Un gruppo di ricercatori cinesi rilancia l’ormai storico refrain secondo cui l’intelligenza artificiale starebbe cominciando a “pensare” come gli esseri umani.

Al netto della fragile veridicità scientifica, la ricerca è interessante da un punto di vista geopolitico.

Il confine tra scienza e magia

Secondo quanto riportato dal quotidiano cinese Global Times (tabloid ufficiale del Partito Comunista Cinese), un team di scienziati avrebbe dimostrato come alcuni modelli di intelligenza artificiale multimodale riuscirebbero a sviluppare rappresentazioni mentali degli oggetti in un modo che ricorda da vicino il funzionamento della mente umana.

Il team è formato da esperti provenienti da molte realtà diverse (l’Accademia Cinese delle Scienze, l’Institute of Automation e almeno quattro istituti diversi di neuroscienze). Lo studio è stato pubblicato sulla rivista Nature Machine Intelligence, per quanto le conclusioni del team cinese abbiano poco di razionale e molto di ‘magico’.

Una scoperta “concettuale”

Il modello sperimentale cinese ha analizzato oltre 1.800 oggetti naturali, producendo rappresentazioni concettuali su 66 dimensioni semantiche, emerse attraverso milioni di “triplet judgments” — giudizi tripli in cui l’AI doveva scegliere quale dei tre elementi fosse più simile a un concetto dato.

Il risultato, secondo i ricercatori, è una mappa mentale che si avvicina alle strutture cognitive umane: categorie logiche, coerenza semantica, riconoscimento degli oggetti in modo astratto.

È una prova del fatto che l’intelligenza artificiale non è solo una macchina che ripete pattern” si legge tra le righe dell’annuncio. Ma si tratta di una comprensione autentica o dell’ennesima illusione ottica generata da una rete neurale ben addestrata?

Lo studio sostiene che i modelli non sono semplici “pappagalli stocastici — espressione resa celebre da un gruppo di linguisti e scienziati occidentali per criticare i limiti degli LLM. Al contrario, essi mostrerebbero una forma di comprensione concettuale indipendente, sebbene diversa da quella umana.

Il nuovo sensazionalismo cinese

A colpire non è tanto il contenuto della ricerca, ma il tempismo con cui viene pubblicata.

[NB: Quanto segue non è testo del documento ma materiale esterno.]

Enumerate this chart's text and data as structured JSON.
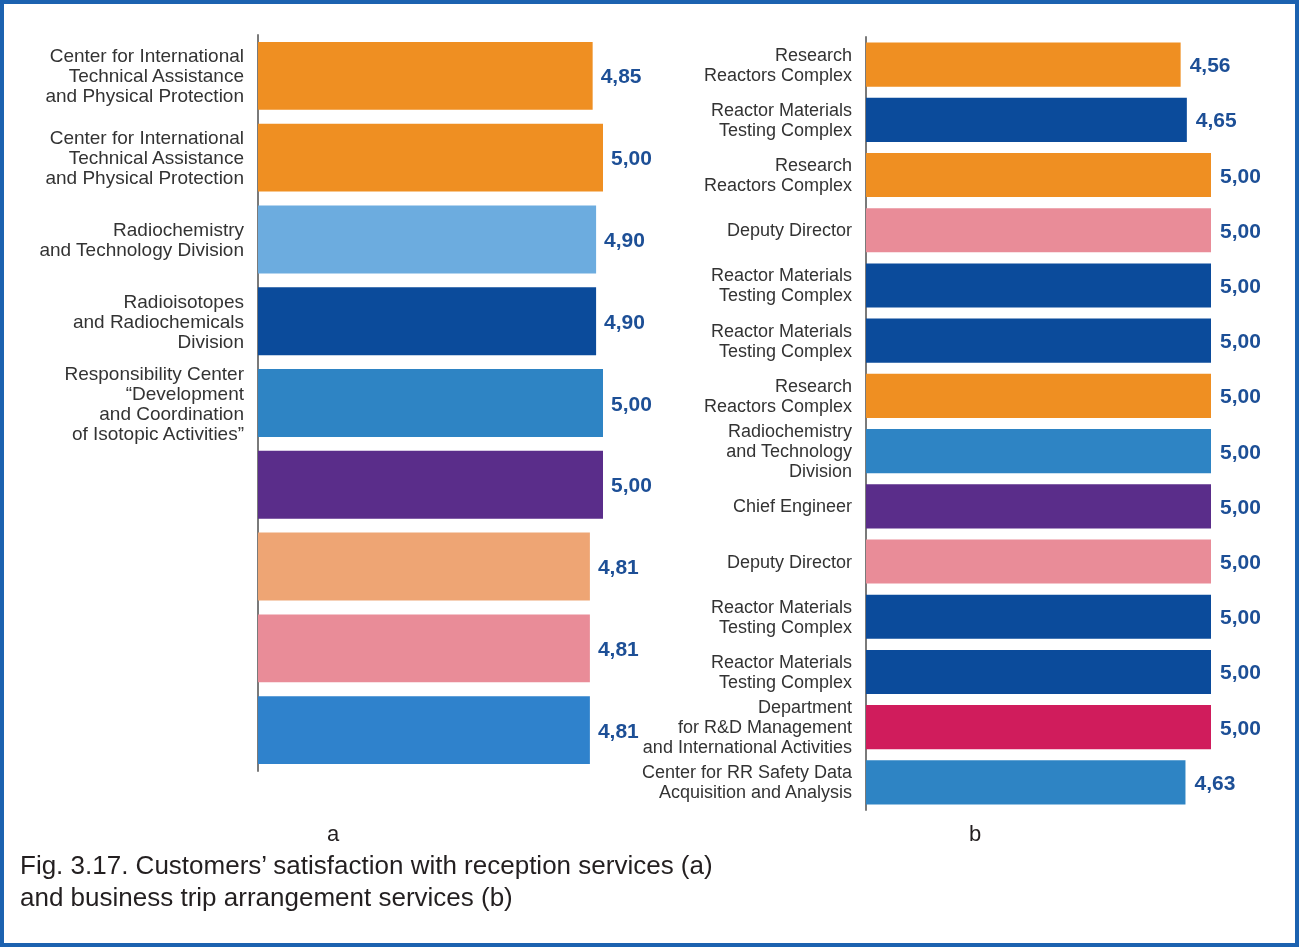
{
  "chart_data": [
    {
      "type": "bar",
      "orientation": "horizontal",
      "xlabel": "a",
      "categories": [
        "Center for International\nTechnical Assistance\nand Physical Protection",
        "Center for International\nTechnical Assistance\nand Physical Protection",
        "Radiochemistry\nand Technology Division",
        "Radioisotopes\nand Radiochemicals\nDivision",
        "Responsibility Center\n“Development\nand Coordination\nof Isotopic Activities”",
        null,
        null,
        null,
        null
      ],
      "values": [
        4.85,
        5.0,
        4.9,
        4.9,
        5.0,
        5.0,
        4.81,
        4.81,
        4.81
      ],
      "value_labels": [
        "4,85",
        "5,00",
        "4,90",
        "4,90",
        "5,00",
        "5,00",
        "4,81",
        "4,81",
        "4,81"
      ],
      "colors": [
        "#ef8f22",
        "#ef8f22",
        "#6cacdf",
        "#0b4b9b",
        "#2e84c4",
        "#5a2d8a",
        "#eea574",
        "#e98c98",
        "#2f82cc"
      ],
      "annotations": [
        "Fig. 3.17. Customers’ satisfaction with reception services (a)\nand business trip arrangement services (b)"
      ]
    },
    {
      "type": "bar",
      "orientation": "horizontal",
      "xlabel": "b",
      "categories": [
        "Research\nReactors Complex",
        "Reactor Materials\nTesting Complex",
        "Research\nReactors Complex",
        "Deputy Director",
        "Reactor Materials\nTesting Complex",
        "Reactor Materials\nTesting Complex",
        "Research\nReactors Complex",
        "Radiochemistry\nand Technology\nDivision",
        "Chief Engineer",
        "Deputy Director",
        "Reactor Materials\nTesting Complex",
        "Reactor Materials\nTesting Complex",
        "Department\nfor R&D Management\nand International Activities",
        "Center for RR Safety Data\nAcquisition and Analysis"
      ],
      "values": [
        4.56,
        4.65,
        5.0,
        5.0,
        5.0,
        5.0,
        5.0,
        5.0,
        5.0,
        5.0,
        5.0,
        5.0,
        5.0,
        4.63
      ],
      "value_labels": [
        "4,56",
        "4,65",
        "5,00",
        "5,00",
        "5,00",
        "5,00",
        "5,00",
        "5,00",
        "5,00",
        "5,00",
        "5,00",
        "5,00",
        "5,00",
        "4,63"
      ],
      "colors": [
        "#ef8f22",
        "#0b4b9b",
        "#ef8f22",
        "#e98c98",
        "#0b4b9b",
        "#0b4b9b",
        "#ef8f22",
        "#2e84c4",
        "#5a2d8a",
        "#e98c98",
        "#0b4b9b",
        "#0b4b9b",
        "#d01c5c",
        "#2e84c4"
      ]
    }
  ]
}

Mentre gli Stati Uniti dominano il mercato delle big tech e guidano lo sviluppo dei modelli più avanzati (da OpenAI a Google DeepMind) la Cina risponde con una narrativa scientifica che punta sulla “profondità” cognitiva dei suoi sistemi. Pur senza senza dirlo esplicitamente, la Cina tenta di aggiudicarsi il primato (per auto conferimento) nella costruzione dell’AGI, l’intelligenza artificiale generale.

Seppur l’AGI sia un tema costantemente sotto i riflettori, le aziende americane sembrano meno ossessionate dal racconto dell’AI antropomorfa rispetto a pochi anni fa e sono oggi più concentrate sullo sviluppo di una tecnologia vendibile e dedicata agli utenti. La Cina dunque appare interessata ad approfittare di quest’evoluzione americana per impostare un’identità AI basata sul sensazionalismo.

Il messaggio sembra chiaro: dopo il lancio di Deepseek, la Cina ambisce a incarnare una nuova riflessione culturale, filosofica e tecnica sull’intelligenza artificiale del futuro che possa influenzare il mondo. Non è un caso che la notizia sia riportata da un media ufficiale come il Global Times, cassa di risonanza della politica estera cinese.

In attesa di verifiche indipendenti, la linea tra laboratorio e geopolitica è più sottile che mai.